Nearby attractions include Centre Pompidou and Musée du Louvre (Louvre Museum). You can access Saint-Eustache via Metro lines 1, 4, 7, 11, and 14, getting off at Châtelet-Les Halles.
This church, made famous by Dan Brown’s Angels and Demons, is Paris’ second largest, after Notre Dame. It is located in the chic sixth district and houses one of the world’s largest organs. During its construction, architectural snafus abounded, the results of which can still be seen today in the church’s two mismatched towers.
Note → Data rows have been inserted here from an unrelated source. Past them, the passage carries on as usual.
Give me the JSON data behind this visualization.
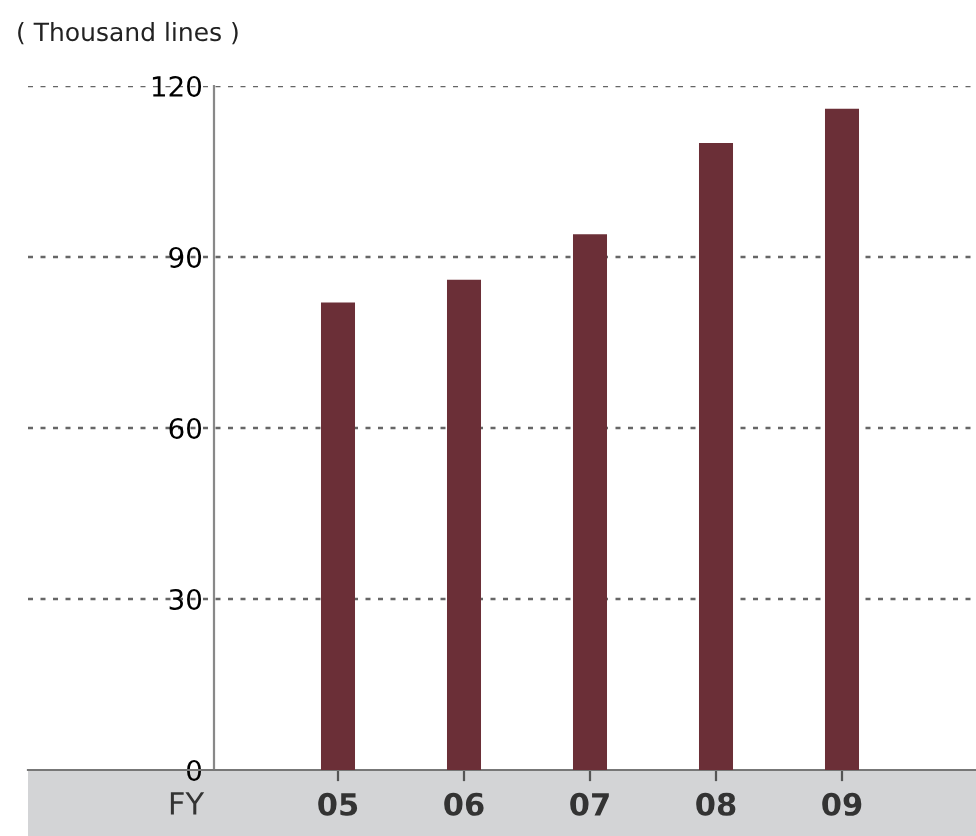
{
  "chart_data": {
    "type": "bar",
    "ylabel": "( Thousand lines )",
    "xlabel": "FY",
    "categories": [
      "05",
      "06",
      "07",
      "08",
      "09"
    ],
    "values": [
      82,
      86,
      94,
      110,
      116
    ],
    "color": "#6b2f37",
    "ylim": [
      0,
      120
    ],
    "yticks": [
      0,
      30,
      60,
      90,
      120
    ],
    "grid": "y",
    "legend": false
  }
}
Inside, visitors will appreciate the frescos completed by famed French artist Delacroix.
Nearby attractions include Jardin du Luxembourg (Luxembourg Garden) and Saint-Germain-des-Prés neighborhood. You can access Saint-Sulpice via Metro line 4, stopping at Saint-Sulpice.
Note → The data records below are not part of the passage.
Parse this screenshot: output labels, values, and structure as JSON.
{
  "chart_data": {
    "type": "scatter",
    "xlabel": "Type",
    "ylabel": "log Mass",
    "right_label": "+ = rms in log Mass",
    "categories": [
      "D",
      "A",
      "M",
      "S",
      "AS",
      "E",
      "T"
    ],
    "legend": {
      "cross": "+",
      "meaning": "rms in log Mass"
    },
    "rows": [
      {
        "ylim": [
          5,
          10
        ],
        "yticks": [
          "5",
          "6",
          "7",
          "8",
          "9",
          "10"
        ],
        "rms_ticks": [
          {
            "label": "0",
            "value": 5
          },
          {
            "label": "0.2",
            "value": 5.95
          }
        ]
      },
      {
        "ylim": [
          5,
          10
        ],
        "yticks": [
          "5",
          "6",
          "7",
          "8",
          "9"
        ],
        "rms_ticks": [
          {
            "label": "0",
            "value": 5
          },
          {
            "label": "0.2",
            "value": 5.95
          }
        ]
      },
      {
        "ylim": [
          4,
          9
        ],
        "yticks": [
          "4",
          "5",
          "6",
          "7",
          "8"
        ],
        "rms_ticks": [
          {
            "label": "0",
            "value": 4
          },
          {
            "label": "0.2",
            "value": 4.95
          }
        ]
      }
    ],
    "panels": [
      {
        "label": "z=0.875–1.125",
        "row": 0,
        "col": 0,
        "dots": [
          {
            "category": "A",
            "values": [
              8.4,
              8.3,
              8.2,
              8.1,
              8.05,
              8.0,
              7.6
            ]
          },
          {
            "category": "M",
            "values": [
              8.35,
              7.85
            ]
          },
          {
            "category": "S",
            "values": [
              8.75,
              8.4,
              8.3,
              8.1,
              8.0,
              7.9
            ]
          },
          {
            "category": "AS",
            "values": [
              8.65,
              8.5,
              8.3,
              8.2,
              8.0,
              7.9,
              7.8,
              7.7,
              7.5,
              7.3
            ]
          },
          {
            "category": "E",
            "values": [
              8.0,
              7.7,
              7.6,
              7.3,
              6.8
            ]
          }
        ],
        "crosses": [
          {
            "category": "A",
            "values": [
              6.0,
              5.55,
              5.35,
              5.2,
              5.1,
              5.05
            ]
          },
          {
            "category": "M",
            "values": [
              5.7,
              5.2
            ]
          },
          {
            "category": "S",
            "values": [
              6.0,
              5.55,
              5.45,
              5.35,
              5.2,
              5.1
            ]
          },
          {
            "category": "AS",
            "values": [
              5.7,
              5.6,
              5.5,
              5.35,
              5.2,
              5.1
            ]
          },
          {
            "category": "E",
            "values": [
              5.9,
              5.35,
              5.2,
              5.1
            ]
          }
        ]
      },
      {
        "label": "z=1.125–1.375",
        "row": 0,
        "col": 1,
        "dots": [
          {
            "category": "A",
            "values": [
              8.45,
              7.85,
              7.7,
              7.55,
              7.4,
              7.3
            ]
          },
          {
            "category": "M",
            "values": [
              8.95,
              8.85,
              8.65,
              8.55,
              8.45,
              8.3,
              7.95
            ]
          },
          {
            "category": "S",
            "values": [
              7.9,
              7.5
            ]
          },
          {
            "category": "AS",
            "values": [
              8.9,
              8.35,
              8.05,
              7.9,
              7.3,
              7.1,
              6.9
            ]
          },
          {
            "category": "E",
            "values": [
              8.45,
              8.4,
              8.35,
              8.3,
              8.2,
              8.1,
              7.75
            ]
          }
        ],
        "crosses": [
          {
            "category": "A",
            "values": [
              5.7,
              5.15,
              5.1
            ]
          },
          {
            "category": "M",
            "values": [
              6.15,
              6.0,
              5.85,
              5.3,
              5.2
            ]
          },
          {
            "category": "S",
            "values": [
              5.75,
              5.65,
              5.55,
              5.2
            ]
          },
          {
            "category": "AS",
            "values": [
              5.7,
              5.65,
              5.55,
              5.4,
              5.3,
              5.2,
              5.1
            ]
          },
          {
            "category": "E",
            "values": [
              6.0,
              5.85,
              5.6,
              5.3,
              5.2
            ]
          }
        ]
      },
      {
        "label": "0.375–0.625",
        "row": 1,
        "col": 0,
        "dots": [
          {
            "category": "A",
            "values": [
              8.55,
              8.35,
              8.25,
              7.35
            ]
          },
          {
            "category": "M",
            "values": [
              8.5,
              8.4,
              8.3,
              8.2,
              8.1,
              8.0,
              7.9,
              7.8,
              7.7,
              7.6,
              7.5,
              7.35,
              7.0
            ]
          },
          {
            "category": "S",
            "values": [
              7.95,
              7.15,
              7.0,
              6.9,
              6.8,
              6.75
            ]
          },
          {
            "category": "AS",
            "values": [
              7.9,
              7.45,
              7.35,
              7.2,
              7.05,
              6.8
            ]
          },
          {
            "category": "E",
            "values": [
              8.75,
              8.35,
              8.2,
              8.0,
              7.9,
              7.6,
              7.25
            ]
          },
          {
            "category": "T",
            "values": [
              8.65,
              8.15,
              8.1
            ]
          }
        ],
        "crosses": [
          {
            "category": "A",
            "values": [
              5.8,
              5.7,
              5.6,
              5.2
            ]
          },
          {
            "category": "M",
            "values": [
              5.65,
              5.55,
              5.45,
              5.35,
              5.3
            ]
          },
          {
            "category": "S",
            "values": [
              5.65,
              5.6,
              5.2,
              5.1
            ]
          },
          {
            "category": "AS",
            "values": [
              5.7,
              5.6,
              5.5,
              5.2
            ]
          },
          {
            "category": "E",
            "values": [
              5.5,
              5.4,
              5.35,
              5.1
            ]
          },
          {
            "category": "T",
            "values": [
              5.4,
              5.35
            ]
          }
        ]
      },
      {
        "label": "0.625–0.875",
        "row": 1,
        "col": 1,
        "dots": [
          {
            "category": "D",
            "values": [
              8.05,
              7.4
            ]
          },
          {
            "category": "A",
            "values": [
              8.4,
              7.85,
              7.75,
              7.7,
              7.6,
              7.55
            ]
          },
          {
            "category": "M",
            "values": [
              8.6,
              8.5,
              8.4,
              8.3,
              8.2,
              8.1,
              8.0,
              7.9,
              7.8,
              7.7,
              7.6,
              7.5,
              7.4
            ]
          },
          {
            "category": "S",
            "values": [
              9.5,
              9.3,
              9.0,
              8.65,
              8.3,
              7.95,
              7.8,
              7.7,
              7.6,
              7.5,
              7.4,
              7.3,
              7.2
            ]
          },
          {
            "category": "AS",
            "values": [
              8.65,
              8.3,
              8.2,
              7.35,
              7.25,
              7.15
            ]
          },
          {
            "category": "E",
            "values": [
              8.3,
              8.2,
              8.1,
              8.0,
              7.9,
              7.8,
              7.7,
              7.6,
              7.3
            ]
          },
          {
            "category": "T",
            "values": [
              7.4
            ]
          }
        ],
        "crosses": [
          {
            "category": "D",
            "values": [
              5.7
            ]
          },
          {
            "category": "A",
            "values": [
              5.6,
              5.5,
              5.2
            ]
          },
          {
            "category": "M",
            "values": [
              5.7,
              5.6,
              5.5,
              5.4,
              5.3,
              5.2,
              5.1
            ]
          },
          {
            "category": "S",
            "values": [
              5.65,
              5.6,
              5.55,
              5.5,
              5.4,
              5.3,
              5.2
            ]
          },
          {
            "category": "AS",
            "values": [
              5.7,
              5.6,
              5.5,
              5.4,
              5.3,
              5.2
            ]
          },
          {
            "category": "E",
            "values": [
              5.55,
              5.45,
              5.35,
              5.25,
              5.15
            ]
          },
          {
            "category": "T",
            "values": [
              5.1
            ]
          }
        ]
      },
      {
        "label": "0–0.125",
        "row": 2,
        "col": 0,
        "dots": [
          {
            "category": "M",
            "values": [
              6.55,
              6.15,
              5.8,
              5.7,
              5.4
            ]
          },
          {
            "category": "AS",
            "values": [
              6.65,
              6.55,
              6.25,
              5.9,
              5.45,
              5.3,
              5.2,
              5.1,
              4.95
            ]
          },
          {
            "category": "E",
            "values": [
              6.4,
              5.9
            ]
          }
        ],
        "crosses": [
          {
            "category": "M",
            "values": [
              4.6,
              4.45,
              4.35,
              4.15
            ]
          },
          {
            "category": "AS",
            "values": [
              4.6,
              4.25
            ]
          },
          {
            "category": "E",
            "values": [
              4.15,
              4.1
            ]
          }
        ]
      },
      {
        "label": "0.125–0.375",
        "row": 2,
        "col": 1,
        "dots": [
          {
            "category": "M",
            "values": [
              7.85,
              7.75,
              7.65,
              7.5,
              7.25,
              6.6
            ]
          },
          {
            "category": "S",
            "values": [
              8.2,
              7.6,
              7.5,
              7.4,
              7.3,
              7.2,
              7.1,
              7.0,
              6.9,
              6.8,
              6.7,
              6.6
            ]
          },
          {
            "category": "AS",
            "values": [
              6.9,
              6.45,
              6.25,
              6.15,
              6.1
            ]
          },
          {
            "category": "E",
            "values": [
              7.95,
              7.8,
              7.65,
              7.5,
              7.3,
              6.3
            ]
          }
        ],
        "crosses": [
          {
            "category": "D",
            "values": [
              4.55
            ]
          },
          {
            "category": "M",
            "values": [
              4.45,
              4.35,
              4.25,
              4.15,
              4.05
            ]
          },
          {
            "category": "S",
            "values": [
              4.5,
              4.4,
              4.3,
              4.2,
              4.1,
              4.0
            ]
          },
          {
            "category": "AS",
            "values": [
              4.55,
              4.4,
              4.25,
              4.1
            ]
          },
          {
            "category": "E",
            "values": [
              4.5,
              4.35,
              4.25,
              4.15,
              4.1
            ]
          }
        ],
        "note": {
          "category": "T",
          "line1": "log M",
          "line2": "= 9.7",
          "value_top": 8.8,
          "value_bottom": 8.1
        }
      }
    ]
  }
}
This little-known Baroque-style church is located in Paris’ fourth district. Built between 1627 and 1641, with funding from Louis XIII, this is the first church not constructed in the Gothic style in France. Visitors will easily find it thanks to its immense façade standing in contrast with the shops and restaurants in this hip neighborhood. Inside, high-domed ceiling and chandeliers will leave a mark on visitors.
In this area you can also visit the Marais neighborhood. Saint-Paul Saint-Louis can be reached by taking Metro line 1, and getting off at Saint-Paul.
Dating back to 542, this church is one of Paris’ oldest. It also represents the only remaining example of the Romanesque-style in Paris. While most of the original structure was destroyed by Norman invaders, and later during the French Revolution, original marble columns still stand. The church is also the final resting ground of French philosopher René Descartes. A definite must-see for history buffs.
Nearby attractions include Café Les Deux Magots and Café de Flore. Saint-Germain-des-Prés can be reached with Metro line 4, getting off at Saint-Germain-des-Prés.
This church is located close to the Panthéon in Paris, and it features the most unique architecture, the rood screen. This carved screen was a separation wall built to distinguish places among the common people and the ecclesiastics. This impressive architecture was built between the years of 1492 and 1626, and it rests the shrine of St. Geneviève, and the tombs of French writers Blaise Pascal and Jean Racine. Described as one of the most beautiful churches in Paris, the colorful history and unique architectural elements attracts tourists from all over the world. Tourists will find the interiors mesmerizing and can admire the nave, the chancel, the wooden pulpit and the organ which has ninety stops and four keyboards. Nearby attractions include Arènes de Lutèce and Place De L'arbé Basset. You can reach Saint-Étienne-du-Mont via Metro line 4 and 10 from Gare du Nord or take bus 47 from Gare du Nord.
Located in Paris, this Roman Catholic church was formerly built into an ancient temple in honor of Napoleon’s army. After his fall, this piece of architecture was demolished and a beautiful church was built in honor of St Mary Magdalene in the year 1842. Visitors will love a visit to this church and they can offer their prayers inside the neoclassical façade. Inside, tourists will appreciate the dimly lit nave with three domes, the statue of St Mary Magdalene and the organ. Nearby attractions include, Chapelle expiatoire, Palais Garnier and Place Vendôme. You can access La Madeleine via Metro lines 8, 12 and 14, stopping at Madeleine.
Make a trip to one or more of these churches
With so many churches to visit in Paris, it may be overwhelming to choose which ones are worth your time. Rest assured that the churches on this list were chosen based on their individual merits (architecture, artifacts, and art), as well for their proximity to other popular sites in Paris. In other words, you won’t have to go out of your way to find these churches. Make sure to visit at least one during your stay in Paris!